On March 3, 2010, EarthRights International (ERI) argued to the Ninth Circuit Court of Appeals that the landmark environmental and public health case brought by indigenous Peruvian Achuar and the U.S. NGO Amazon Watch against Los Angeles-based oil giant Occidental Petroleum (Oxy), Maynas Carijano v. Occidental Petroleum, should be litigated in Los Angeles, where Oxy is headquartered. The appeals court will be deciding whether the oil giant will face suit in its own hometown or whether the case will move to Peru.
In 1984, David Murdock owned about 5% of the company's shares. When Murdock called on the management to take measures to increase the share price, it chose to pay greenmail to buy back shares from him at $40.10, while the market price was $28.75.
Occidental's coal interests were represented for many years by attorney and former U.S. Senator Albert Gore, Sr., among others. Gore, who had a long-time close friendship with Hammer, became the head of the subsidiary Island Creek Coal Company, upon his election loss in the Senate. Much of Occidental's coal and phosphate production was in Tennessee, the state Gore represented in the Senate, and Gore owned shares in the company. Former Vice President Albert Gore, Jr. received much criticism from environmentalists, when the shares passed to the estate after the death of Albert Gore Sr., and Albert Gore Jr. was a son and the executor of the estate. Albert Gore Jr. did not exercise control over the shares, which were eventually sold when the estate closed.
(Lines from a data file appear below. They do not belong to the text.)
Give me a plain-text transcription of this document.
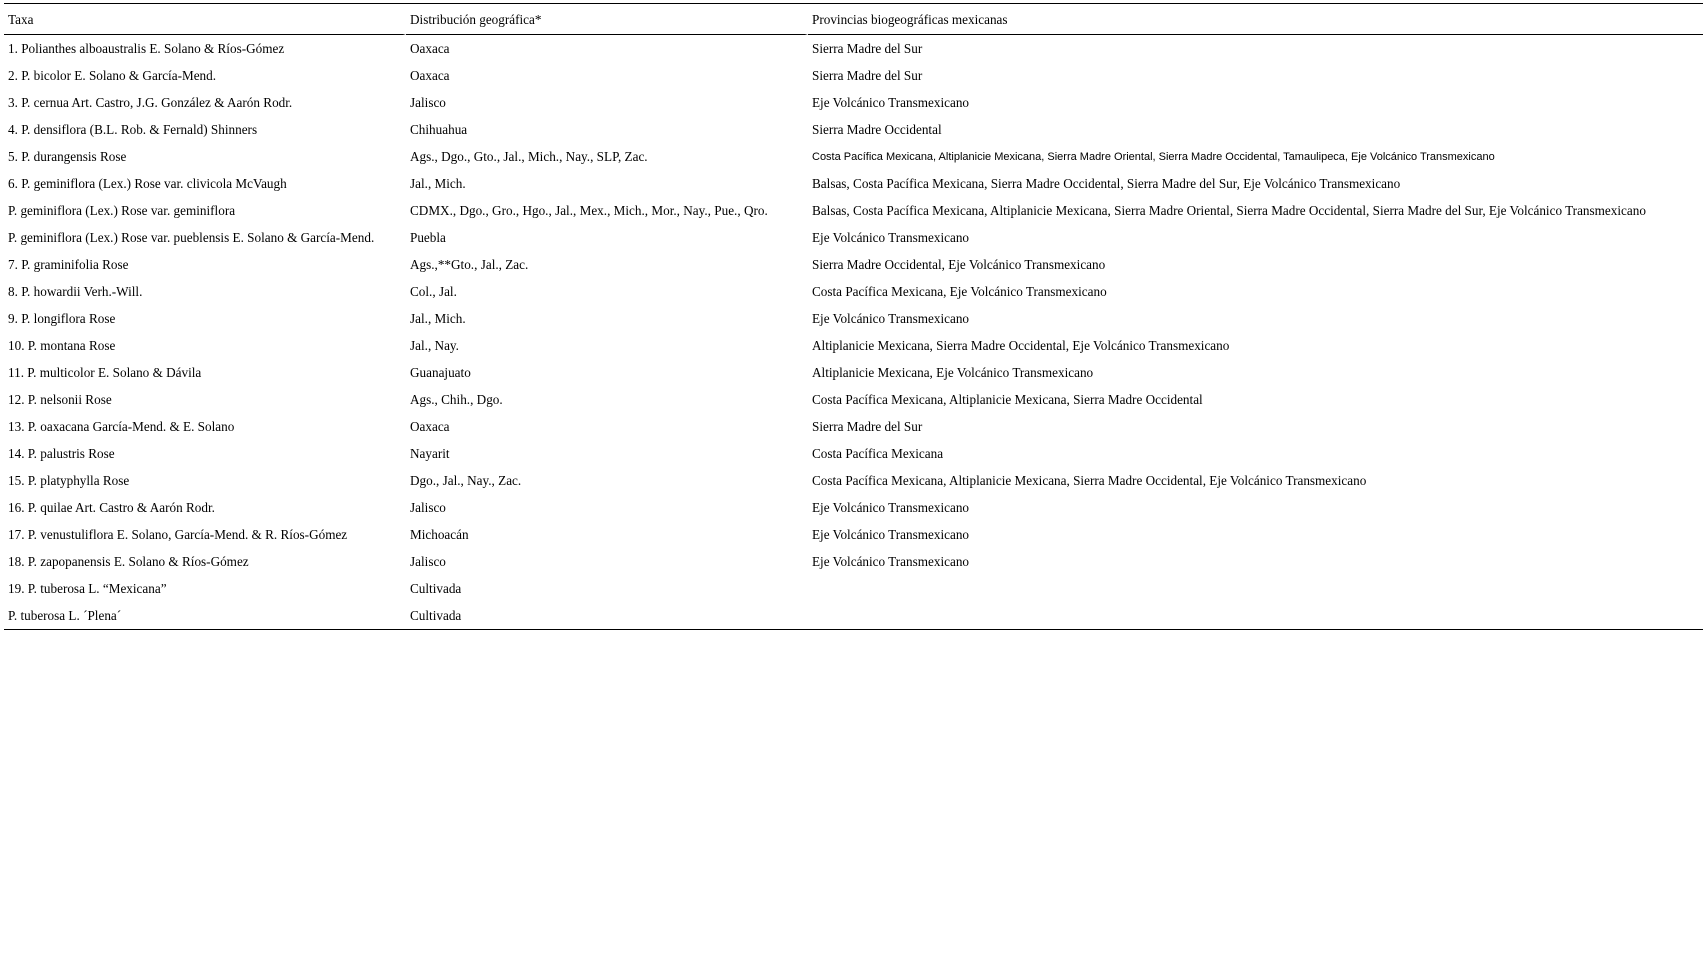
Taxa	Distribución geográfica*	Provincias biogeográficas mexicanas
1. Polianthes alboaustralis E. Solano & Ríos-Gómez	Oaxaca	Sierra Madre del Sur
2. P. bicolor E. Solano & García-Mend.	Oaxaca	Sierra Madre del Sur
3. P. cernua Art. Castro, J.G. González & Aarón Rodr.	Jalisco	Eje Volcánico Transmexicano
4. P. densiflora (B.L. Rob. & Fernald) Shinners	Chihuahua	Sierra Madre Occidental
5. P. durangensis Rose	Ags., Dgo., Gto., Jal., Mich., Nay., SLP, Zac.	Costa Pacífica Mexicana, Altiplanicie Mexicana, Sierra Madre Oriental, Sierra Madre Occidental, Tamaulipeca, Eje Volcánico Transmexicano
6. P. geminiflora (Lex.) Rose var. clivicola McVaugh	Jal., Mich.	Balsas, Costa Pacífica Mexicana, Sierra Madre Occidental, Sierra Madre del Sur, Eje Volcánico Transmexicano
P. geminiflora (Lex.) Rose var. geminiflora	CDMX., Dgo., Gro., Hgo., Jal., Mex., Mich., Mor., Nay., Pue., Qro.	Balsas, Costa Pacífica Mexicana, Altiplanicie Mexicana, Sierra Madre Oriental, Sierra Madre Occidental, Sierra Madre del Sur, Eje Volcánico Transmexicano
P. geminiflora (Lex.) Rose var. pueblensis E. Solano & García-Mend.	Puebla	Eje Volcánico Transmexicano
7. P. graminifolia Rose	Ags.,**Gto., Jal., Zac.	Sierra Madre Occidental, Eje Volcánico Transmexicano
8. P. howardii Verh.-Will.	Col., Jal.	Costa Pacífica Mexicana, Eje Volcánico Transmexicano
9. P. longiflora Rose	Jal., Mich.	Eje Volcánico Transmexicano
10. P. montana Rose	Jal., Nay.	Altiplanicie Mexicana, Sierra Madre Occidental, Eje Volcánico Transmexicano
11. P. multicolor E. Solano & Dávila	Guanajuato	Altiplanicie Mexicana, Eje Volcánico Transmexicano
12. P. nelsonii Rose	Ags., Chih., Dgo.	Costa Pacífica Mexicana, Altiplanicie Mexicana, Sierra Madre Occidental
13. P. oaxacana García-Mend. & E. Solano	Oaxaca	Sierra Madre del Sur
14. P. palustris Rose	Nayarit	Costa Pacífica Mexicana
15. P. platyphylla Rose	Dgo., Jal., Nay., Zac.	Costa Pacífica Mexicana, Altiplanicie Mexicana, Sierra Madre Occidental, Eje Volcánico Transmexicano
16. P. quilae Art. Castro & Aarón Rodr.	Jalisco	Eje Volcánico Transmexicano
17. P. venustuliflora E. Solano, García-Mend. & R. Ríos-Gómez	Michoacán	Eje Volcánico Transmexicano
18. P. zapopanensis E. Solano & Ríos-Gómez	Jalisco	Eje Volcánico Transmexicano
19. P. tuberosa L. “Mexicana”	Cultivada	
P. tuberosa L. ´Plena´	Cultivada	
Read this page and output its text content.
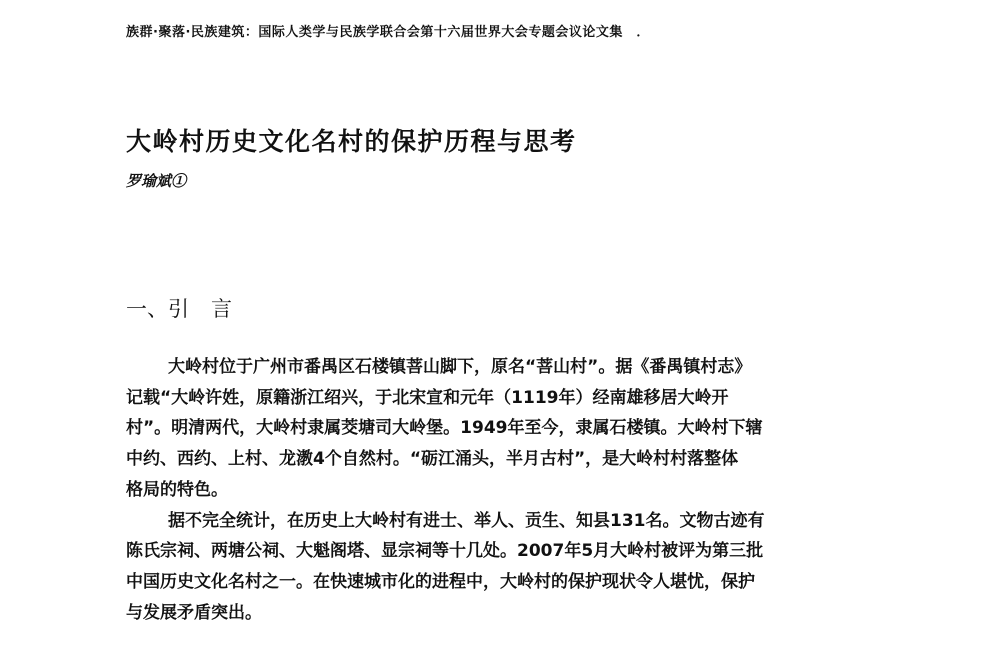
族群·聚落·民族建筑：国际人类学与民族学联合会第十六届世界大会专题会议论文集　．
大岭村历史文化名村的保护历程与思考
罗瑜斌①
一、引 言
大岭村位于广州市番禺区石楼镇菩山脚下，原名“菩山村”。据《番禺镇村志》
记载“大岭许姓，原籍浙江绍兴，于北宋宣和元年（1119年）经南雄移居大岭开
村”。明清两代，大岭村隶属茭塘司大岭堡。1949年至今，隶属石楼镇。大岭村下辖
中约、西约、上村、龙漖4个自然村。“砺江涌头，半月古村”，是大岭村村落整体
格局的特色。
据不完全统计，在历史上大岭村有进士、举人、贡生、知县131名。文物古迹有
陈氏宗祠、两塘公祠、大魁阁塔、显宗祠等十几处。2007年5月大岭村被评为第三批
中国历史文化名村之一。在快速城市化的进程中，大岭村的保护现状令人堪忧，保护
与发展矛盾突出。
In 1998, the US government sold the Elk Hills naval petroleum reserve to Occidental for $3.65 billion. According to the government, the reserve was no longer strategically necessary, and the reserve was sold to reduce the national debt and the size of the government. To ensure competition, the field was sold in segments and offered to multiple bidders. Critics cited Vice President Al Gore's involvement with the company as evidence of graft.
On July 6, 1988 Occidental's Piper Alpha offshore production platform in the UK North Sea was destroyed when an out of service gas condensate pump was started with its pressure safety valve removed. The subsequent gas leak, explosion and fire resulted in the deaths of 167 workers in what remains the world's most deadly offshore disaster.